Figure E: The Exceptions list already contains the programs you’re most likely to need.
Article figure image

Define custom exceptions

Depending on your network environment and the work you need to perform, you may need to permit certain applications or open particular ports. We’ll show you how to do that next.
To allow an application:
On the Exceptions tab, click the Add Program button.
In the Add A Program dialog box, select an application from the list, or browse for a new one.
Click OK.
To open a port:
On the Exceptions tab, click the Add Port button.
In the Add A Port dialog box, enter a descriptive name, the desired port number, and the required protocol (TCP or UDP).
Click OK.
Both the Add A Program and the Add A Port dialog boxes provide a Scope button.

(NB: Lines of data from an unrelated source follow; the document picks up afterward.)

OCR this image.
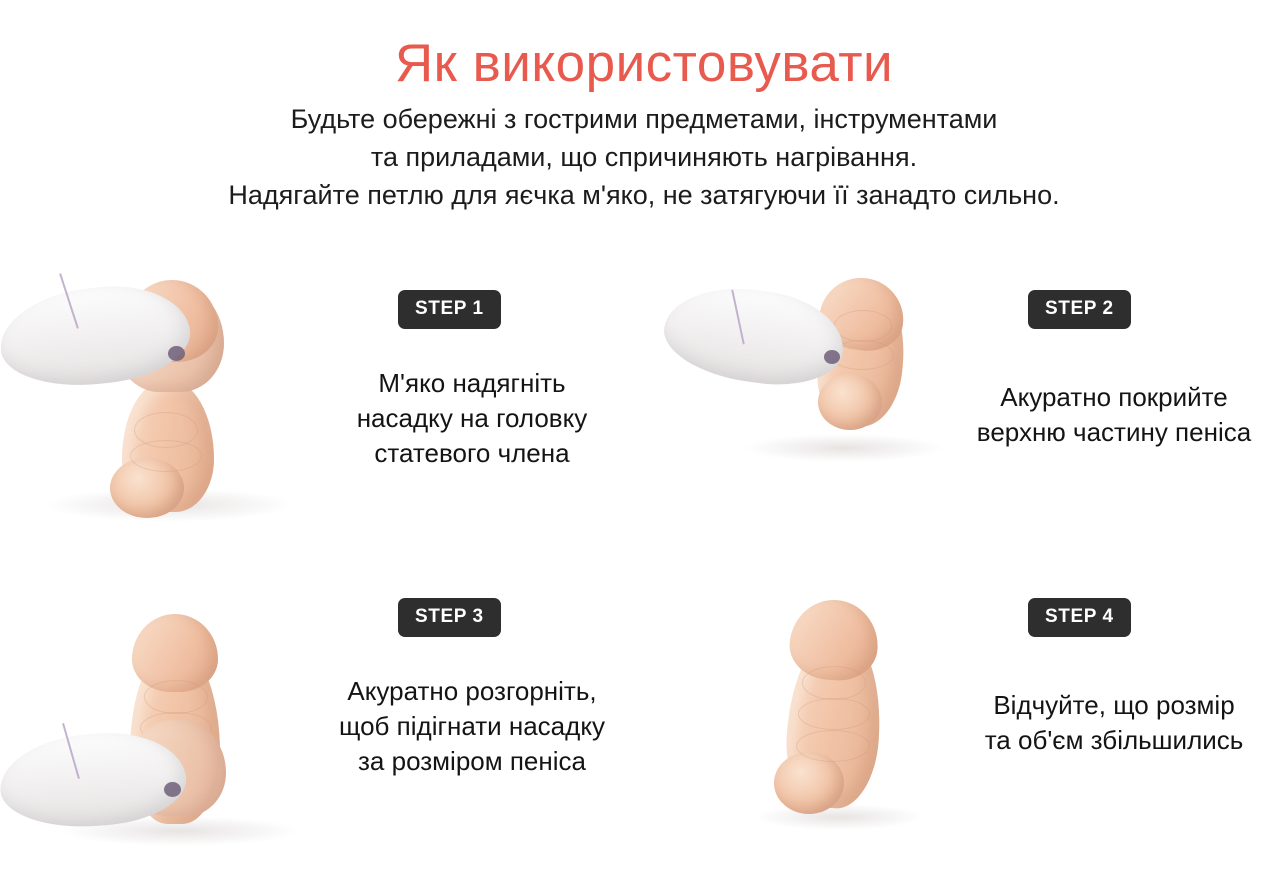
Як використовувати
Будьте обережні з гострими предметами, інструментами
та приладами, що спричиняють нагрівання.
Надягайте петлю для яєчка м'яко, не затягуючи її занадто сильно.
STEP 1
М'яко надягніть
насадку на головку
статевого члена
STEP 2
Акуратно покрийте
верхню частину пеніса
STEP 3
Акуратно розгорніть,
щоб підігнати насадку
за розміром пеніса
STEP 4
Відчуйте, що розмір
та об'єм збільшились
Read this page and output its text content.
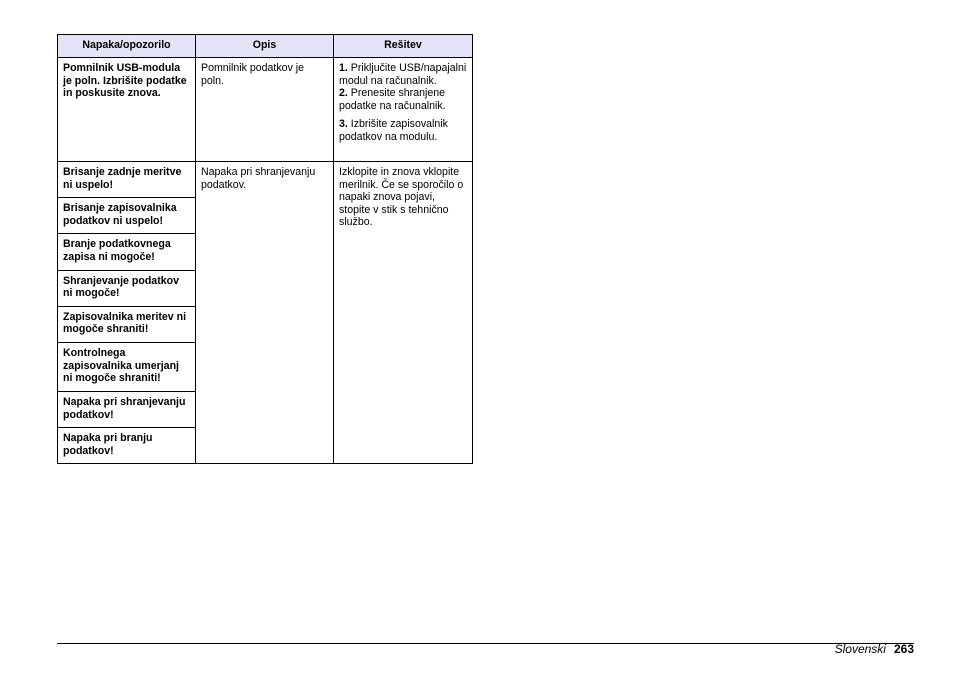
Napaka/opozorilo	Opis	Rešitev
Pomnilnik USB-modula je poln. Izbrišite podatke in poskusite znova.	Pomnilnik podatkov je poln.	1. Priključite USB/napajalni modul na računalnik.

2. Prenesite shranjene podatke na računalnik.

3. Izbrišite zapisovalnik podatkov na modulu.

Brisanje zadnje meritve ni uspelo!	Napaka pri shranjevanju podatkov.	Izklopite in znova vklopite merilnik. Če se sporočilo o napaki znova pojavi, stopite v stik s tehnično službo.
Brisanje zapisovalnika podatkov ni uspelo!		
Branje podatkovnega zapisa ni mogoče!		
Shranjevanje podatkov ni mogoče!		
Zapisovalnika meritev ni mogoče shraniti!		
Kontrolnega zapisovalnika umerjanj ni mogoče shraniti!		
Napaka pri shranjevanju podatkov!		
Napaka pri branju podatkov!		
Slovenski 263
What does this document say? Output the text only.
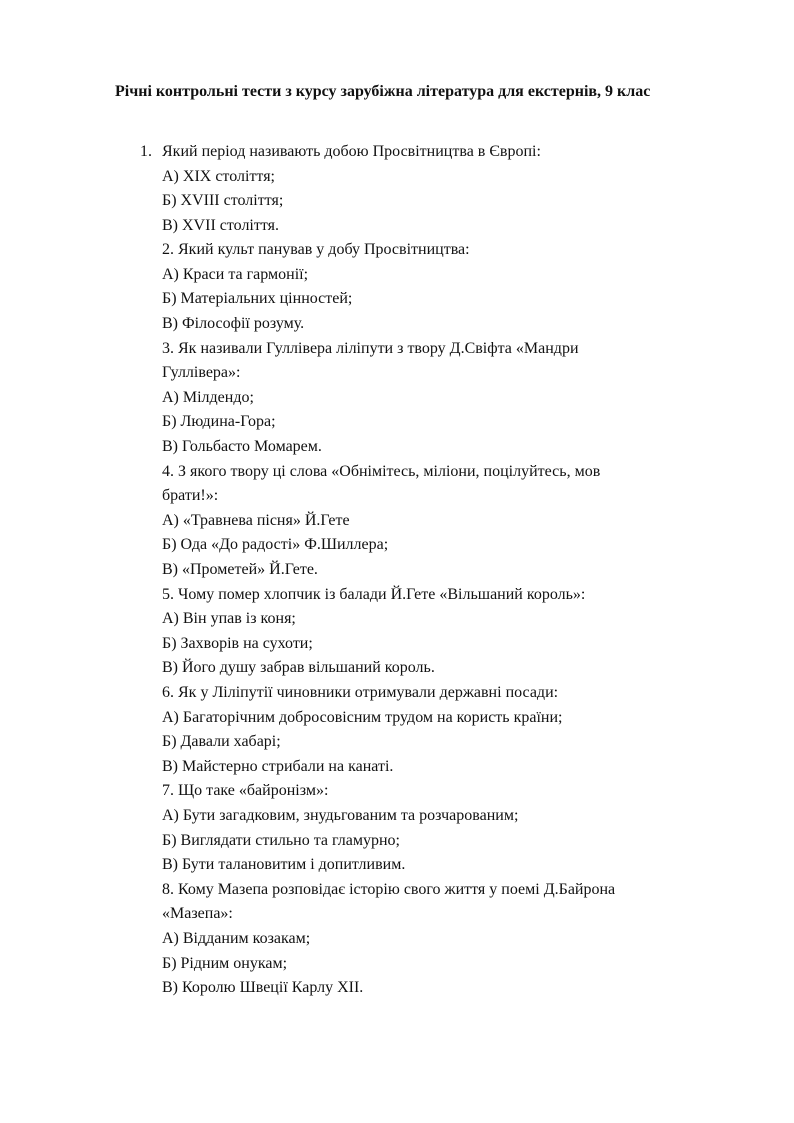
Річні контрольні тести з курсу зарубіжна література для екстернів, 9 клас

1. Який період називають добою Просвітництва в Європі:
А) XIX століття;
Б) XVIII століття;
В) XVII століття.
2. Який культ панував у добу Просвітництва:
А) Краси та гармонії;
Б) Матеріальних цінностей;
В) Філософії розуму.
3. Як називали Гуллівера ліліпути з твору Д.Свіфта «Мандри
Гуллівера»:
А) Мілдендо;
Б) Людина-Гора;
В) Гольбасто Момарем.
4. З якого твору ці слова «Обнімітесь, міліони, поцілуйтесь, мов
брати!»:
А) «Травнева пісня» Й.Гете
Б) Ода «До радості» Ф.Шиллера;
В) «Прометей» Й.Гете.
5. Чому помер хлопчик із балади Й.Гете «Вільшаний король»:
А) Він упав із коня;
Б) Захворів на сухоти;
В) Його душу забрав вільшаний король.
6. Як у Ліліпутії чиновники отримували державні посади:
А) Багаторічним добросовісним трудом на користь країни;
Б) Давали хабарі;
В) Майстерно стрибали на канаті.
7. Що таке «байронізм»:
А) Бути загадковим, знудьгованим та розчарованим;
Б) Виглядати стильно та гламурно;
В) Бути талановитим і допитливим.
8. Кому Мазепа розповідає історію свого життя у поемі Д.Байрона
«Мазепа»:
А) Відданим козакам;
Б) Рідним онукам;
В) Королю Швеції Карлу XII.
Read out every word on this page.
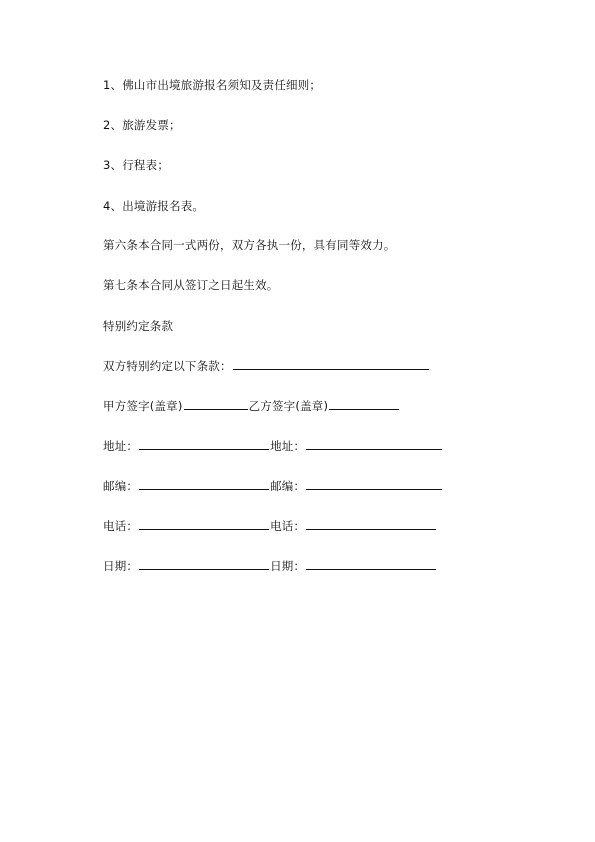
1、佛山市出境旅游报名须知及责任细则；
2、旅游发票；
3、行程表；
4、出境游报名表。
第六条本合同一式两份，双方各执一份，具有同等效力。
第七条本合同从签订之日起生效。
特别约定条款
双方特别约定以下条款：
甲方签字(盖章)	乙方签字(盖章)
地址：	地址：
邮编：	邮编：
电话：	电话：
日期：	日期：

When you click this button, you can restrict incoming access to specific hosts, thus limiting the workstation’s exposure to potentially hostile incoming connections. For example, as shown in Figure F, you can specify any computer, computers on your local subnet only, or a custom list of hosts.
Figure F: A scope refers to the set of computers for which a particular service is unblocked.
Article figure image

Configure advanced settings

The settings you apply using the Windows Firewall control panel apply to all interfaces on the workstation. However, you manage the settings on a per-interface basis as well. For example, on the Advanced tab shown in Figure G, we’ve selected the LAN and WLAN interfaces but deselected the two virtual interfaces (VMnet1 and VMnet8). Be aware that incoming connections on deselected interfaces bypass the firewall check.
Figure G: You can include and exclude specific network interfaces.
Article figure image
On the Advanced tab, you can also reset Windows Firewall to its default settings by clicking on the Restore Defaults button. Resetting the firewall to its default values, and then re-configuring it (one setting at a time), is often more efficient than trying to troubleshoot a specific problem you’re encountering.